[jdom-interest] Parents - why do we need them?

Amy Lewis amyzing at talsever.com
Sat Jun 30 17:50:46 PDT 2001


On Sat, Jun 30, 2001 at 12:21:09PM +0200, Noam Tamim wrote:
>> a fairly unambiguous API for changes.  There are several tactics
>> possible when changing the value of a shared attribute:
>
>This behavior is the one I want:
>
>> 2) if a SharedAttribute value is changed, change its value everywhere.

Yes, but the fact that you want it does not change the fact that other
people may want another style--copy-on-write, enumerated replacements,
and so on.  If there are a *lot* of people who want such a thing
(perhaps they'll speak up?) then it ought to be introduced; if it's not
solving a common problem, then perhaps it should not be--or better,
perhaps, should be introduced in contrib.

>That's the idea: you add the same SharedAttribute object to all of the
>relevant Elements in the tree. In my case, I was building html tables.
>I want every <table> to have the same border attribute, for example,
>border=1. So I have many tables in my document, all of them look like that
>when outputted:
><table border="1" />
>
>When I still have that Document in memory, if I decide that I want the
>border width to be 3. So I just call borderAttr.setValue("3"), and voila:
><table border="3" />

I understand, but may I repeat that this is only one use case of
several possible?  If it's important to you, and you believe it may be
important to others, why not implement it and ask that it be added to
contrib?  If enough other people using the API then say "why is this
over in contrib instead of in main?" it might be moved.

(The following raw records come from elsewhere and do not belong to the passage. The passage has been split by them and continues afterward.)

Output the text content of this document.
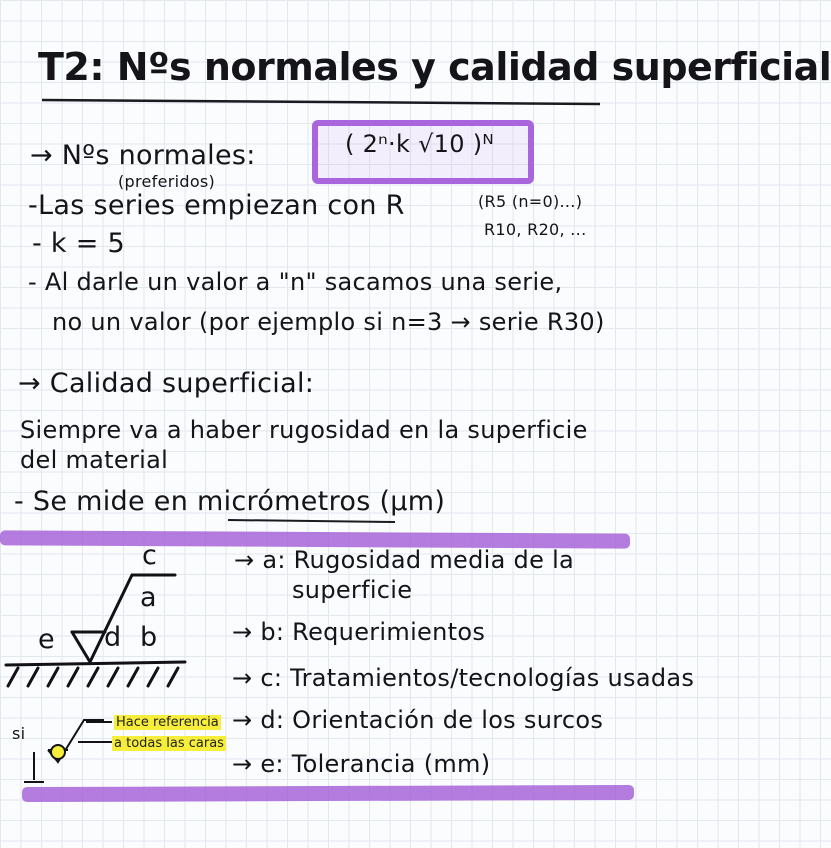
T2: Nºs normales y calidad superficial
→ Nºs normales:
(preferidos)
( 2ⁿ·k √10 )ᴺ
-Las series empiezan con R	(R5 (n=0)...)
R10, R20, ...
- k = 5
- Al darle un valor a "n" sacamos una serie,
no un valor (por ejemplo si n=3 → serie R30)
→ Calidad superficial:
Siempre va a haber rugosidad en la superficie
del material
- Se mide en micrómetros (μm)
c
a
b
e d
si
Hace referencia
a todas las caras
→ a: Rugosidad media de la
superficie
→ b: Requerimientos
→ c: Tratamientos/tecnologías usadas
→ d: Orientación de los surcos
→ e: Tolerancia (mm)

I might suggest that this particular pattern, rather than being called
"SharedAttribute," perhaps could be better referred to as
"RepeatedAttribute," since its major characteristic is that it is
repeated throughout the document, always the same
("RepeatedIdenticalAttribute" might be better, but is too verbose).

>That's the whole idea of "Shared"; my target was definitely not memory
>optimization, but the ability to change the attributes of many elements with
>a single call. Another approach could be to use an Attribute that uses a
>StringBuffer for the value, and exposes it - so I can use the same
>StringBuffer for many Attributes, and change it later.

That might be the most graceful of the possibilities, since it would
provide a fairly trivial way to implement copy-on-write as well, for
those who want that.  Feel like implementing an example?

Amy!
-- 
Amelia A. Lewis          alicorn at mindspring.com          amyzing at talsever.com
Money can't buy happiness, but poverty can't buy *anything*.